[Editorial] Former NIS director sentenced to four years in prison for election meddling

Posted on : 2017-08-31 16:43 KST Modified on : 2017-08-31 16:43 KST
Former President Lee Myung-bak speaks with then-Minister of the Interior and Safety
Former President Lee Myung-bak speaks with then-Minister of the Interior and Safety

A South Korean court has convicted Won Sei-hoon, former director of the National Intelligence Service (NIS), with violating both the National Intelligence Service Act and the Public Official Election Act in connection with the 2012 NIS election interference scandal. His case had been reversed and remanded to the 7th criminal division of the Seoul High Court by the Supreme Court, which found on Aug. 30 that Won had “systematically meddled in politics and elections for a long period of time.” Won was sentenced to four years in prison and taken into legal custody.

Now that we have legal confirmation that the NIS systematically interfered in the presidential election on behalf of the candidacy of former president Park Geun-hye, the very legitimacy of that election is cast into doubt. Along with the trial being delayed, the fact that this verdict was only reached after Park had been impeached and detained makes one feel ashamed to say that justice has been served. This reinforces the legal maxim that “justice delayed is justice denied.”

Nevertheless, this verdict offers heavy lessons and tasks which need to be addressed. This case began on Dec. 11, 2012, when lawmakers with the Democratic Party (now called the Minjoo Party of Korea) stumbled upon the apartment of Kim Ha-young, an NIS agent who had been posting political comments online. Over the course of the four years and eight months since then, the naked face of government institutions has been revealed in all its ugliness.

Under Won, the NIS not only gave the Blue House a report it had drafted about “taking over social media” before the general elections and the local elections, but it was also put in charge of “coordinating the candidates of the [ruling Hannara] Party” (a phrase that appears in stenographic records of a meeting of department heads on Nov. 18, 2011) and “vetting candidates” (June 19, 2009). In addition, the NIS took steps to rig the presidential election by organizing 3,500 private citizens into 30 teams charged with manipulating public opinion. These teams posted comments that bashed former presidents Kim Dae-jung and Roh Moo-hyun, saying things like “Kim Dae-jung’s homeland is North Korea” and “in the afterlife, [Roh Moo-hyun] learned that he had committed many terrible sins.” Since torture is no longer an option, the NIS basically came up with a new tactic for gaming the political system – namely, manipulating public opinion.

With the help of Kim Ki-choon, Hwang Kyo-ahn and Cho Yeong-gon, Park’s Blue House attacked public prosecutors who tried to ferret out the truth of the NIS’s intervention in the presidential election, forcing out then-Prosecutor General Chae Dong-wook and reassigning Yun Seok-yeol, who was the chief of the investigating team. Amid all these obstructions, half of these crimes were concealed and distorted. And once the case was handed over to the courts, not even that half of the crimes were punished properly.

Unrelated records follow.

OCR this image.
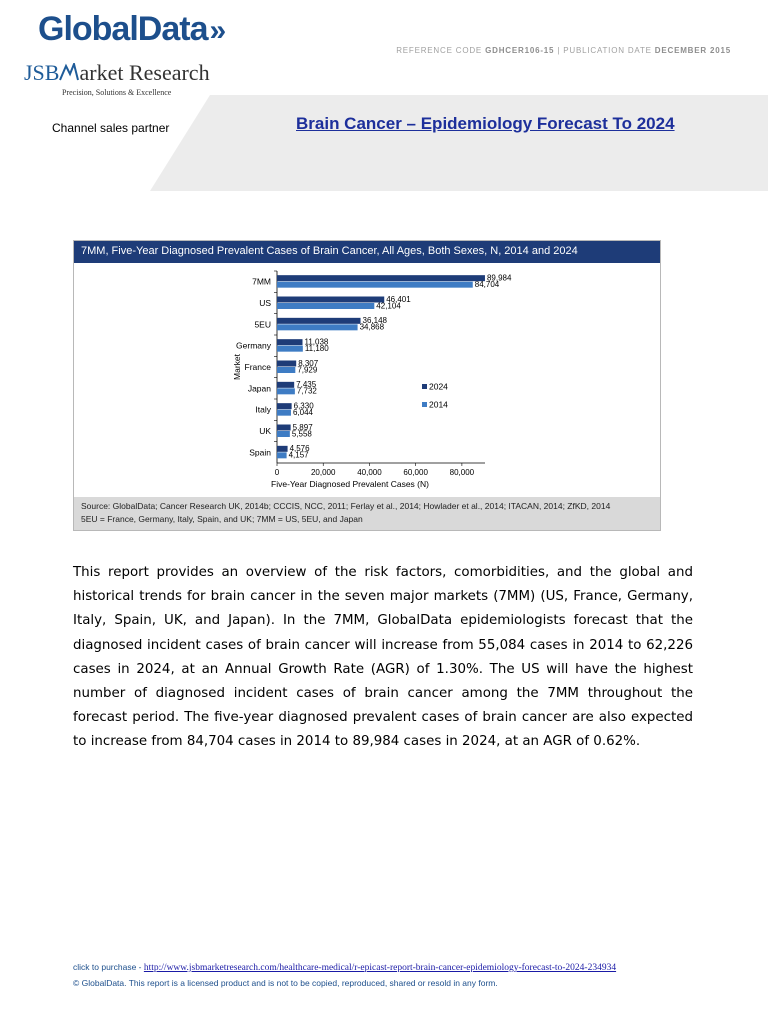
GlobalData»
REFERENCE CODE GDHCER106-15 | PUBLICATION DATE DECEMBER 2015
JSB arket Research
Precision, Solutions & Excellence
Channel sales partner	Brain Cancer – Epidemiology Forecast To 2024
7MM, Five-Year Diagnosed Prevalent Cases of Brain Cancer, All Ages, Both Sexes, N, 2014 and 2024
7MM	89,984
84,704
US	46,401
42,104
5EU	36,148
34,868
Germany	11,038
11,180
France	8,307
7,929
Japan	7,435
7,732
Italy	6,330
6,044
UK	5,897
5,558
Spain 4,576
4,157
0	20,000	40,000	60,000	80,000
Five-Year Diagnosed Prevalent Cases (N)
Market
2024
2014
Source: GlobalData; Cancer Research UK, 2014b; CCCIS, NCC, 2011; Ferlay et al., 2014; Howlader et al., 2014; ITACAN, 2014; ZfKD, 2014
5EU = France, Germany, Italy, Spain, and UK; 7MM = US, 5EU, and Japan
This report provides an overview of the risk factors, comorbidities, and the global and historical trends for brain cancer in the seven major markets (7MM) (US, France, Germany, Italy, Spain, UK, and Japan). In the 7MM, GlobalData epidemiologists forecast that the diagnosed incident cases of brain cancer will increase from 55,084 cases in 2014 to 62,226 cases in 2024, at an Annual Growth Rate (AGR) of 1.30%. The US will have the highest number of diagnosed incident cases of brain cancer among the 7MM throughout the forecast period. The five-year diagnosed prevalent cases of brain cancer are also expected to increase from 84,704 cases in 2014 to 89,984 cases in 2024, at an AGR of 0.62%.
click to purchase - http://www.jsbmarketresearch.com/healthcare-medical/r-epicast-report-brain-cancer-epidemiology-forecast-to-2024-234934
© GlobalData. This report is a licensed product and is not to be copied, reproduced, shared or resold in any form.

After the courts’ baffling equivocation that the National Intelligence Service Act had been violated but the Election Act had not, the Supreme Court found that a key piece of evidence from the trial was not admissible in a suspiciously unanimous ruling. If power had not changed hands and the task force charged with cleaning house at the NIS had not turned up the full transcript of the stenographic records, there’s no telling what the outcome might have been.

Paradoxically, the proceedings of this case serve as an eloquent argument for why it is necessary to break with deep-rooted vices throughout the government, including the NIS, the prosecutors, the police and the courts. Now is the time to determine who was ultimately behind the political meddling committed by the NIS during the Park administration.